I think with short-turns, there are a few issues.

1) The TTC often used these to manage its overtime budget, keeping drivers on schedule, rather than to address headway management from a customer-facing perspective.

2) Making adjustments at the end of the line can be done in many cases w/o causing a hassle.

If a bus/streetcar is clearly well behind, it can drop the last passenger off and express, non-stop to a point 10 stops ahead recapturing proper headway before going all-stop again.

There is some value to fixing a problem at an earlier point; but that does have to be weighed against not just the passenger hassle, but the time spend de-boarding a vehicle and fully boarding and likely overcrowding and delaying the next.

3) Aside from the above, there are other ways to better manage spacing. These include breaking up super long routes as the TTC did with King, to create 2 overlapping ones of more manageable size.

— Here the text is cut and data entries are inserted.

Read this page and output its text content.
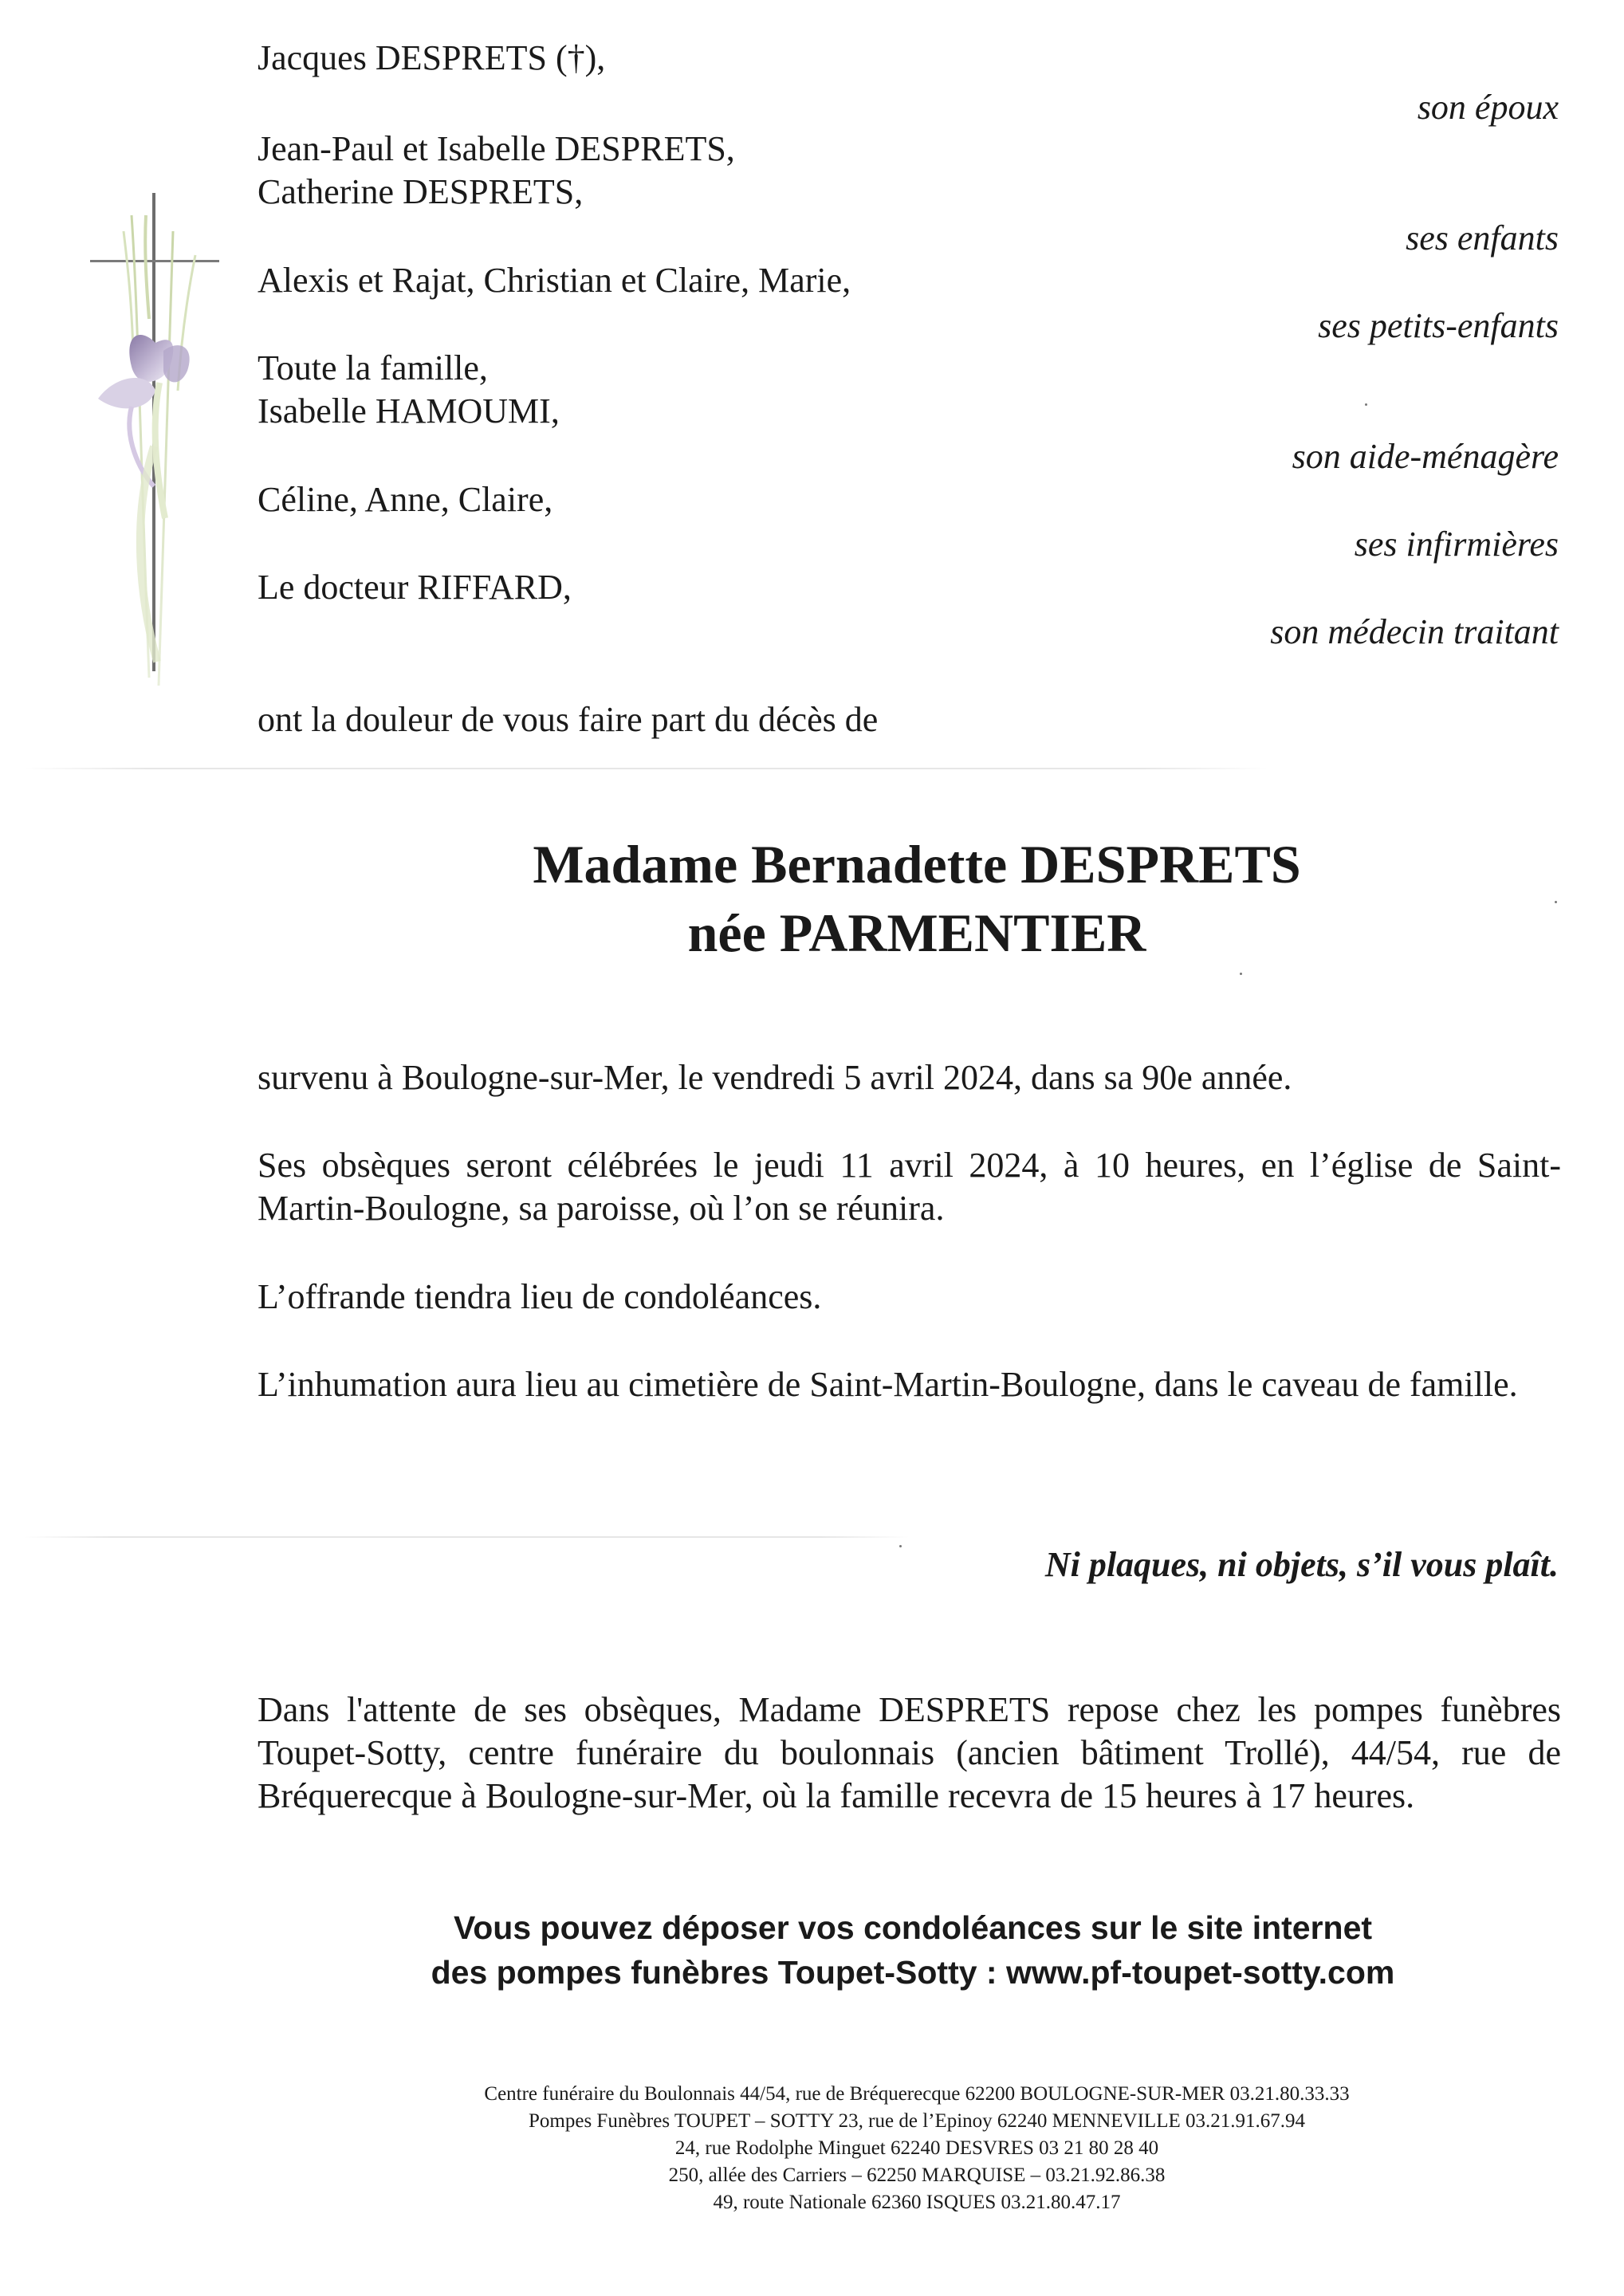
Jacques DESPRETS (†),
Jean-Paul et Isabelle DESPRETS,
Catherine DESPRETS,
Alexis et Rajat, Christian et Claire, Marie,
Toute la famille,
Isabelle HAMOUMI,
Céline, Anne, Claire,
Le docteur RIFFARD,
son époux
ses enfants
ses petits-enfants
son aide-ménagère
ses infirmières
son médecin traitant
ont la douleur de vous faire part du décès de
Madame Bernadette DESPRETS
née PARMENTIER
survenu à Boulogne-sur-Mer, le vendredi 5 avril 2024, dans sa 90e année.
Ses obsèques seront célébrées le jeudi 11 avril 2024, à 10 heures, en l’église de Saint-Martin-Boulogne, sa paroisse, où l’on se réunira.
L’offrande tiendra lieu de condoléances.
L’inhumation aura lieu au cimetière de Saint-Martin-Boulogne, dans le caveau de famille.
Ni plaques, ni objets, s’il vous plaît.
Dans l'attente de ses obsèques, Madame DESPRETS repose chez les pompes funèbres Toupet-Sotty, centre funéraire du boulonnais (ancien bâtiment Trollé), 44/54, rue de Bréquerecque à Boulogne-sur-Mer, où la famille recevra de 15 heures à 17 heures.
Vous pouvez déposer vos condoléances sur le site internet
des pompes funèbres Toupet-Sotty : www.pf-toupet-sotty.com
Centre funéraire du Boulonnais 44/54, rue de Bréquerecque 62200 BOULOGNE-SUR-MER 03.21.80.33.33
Pompes Funèbres TOUPET – SOTTY 23, rue de l’Epinoy 62240 MENNEVILLE 03.21.91.67.94
24, rue Rodolphe Minguet 62240 DESVRES 03 21 80 28 40
250, allée des Carriers – 62250 MARQUISE – 03.21.92.86.38
49, route Nationale 62360 ISQUES 03.21.80.47.17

Also possible is to create 1-4 fixed points along a route where a vehicle will be held hard if its way ahead of the vehicle behind it, or too close to the one in front. This point could also be used to have vehicles leapfrog each other or to otherwise make adjustments to even out headways and crowding.
 
Gonna throw in here, that the TTC's concept of schedule management is also silly +1, -5 (up to 1 minute early and 5 minutes late) reads as acceptable performance.

On routes with sub 10M headways, it may be possible for 2 buses to operate as a pair and the TTC would see nothing wrong w/that.

+1 is fine; but historically the TTC had used +3/-3.

Byford rightly noted there is no excuse for leaving a stop that early.

But apparently felt an obligation (contractual or otherwise) to retain 6 total minutes of flex.

The standard, IF one is using schedule to measure against should be +1/-3

That would allow for better service reliability, and less bunching.

Providing it were enforced.

But, really, on most busier routes, they need to shift to headway management, rather than schedule adherence.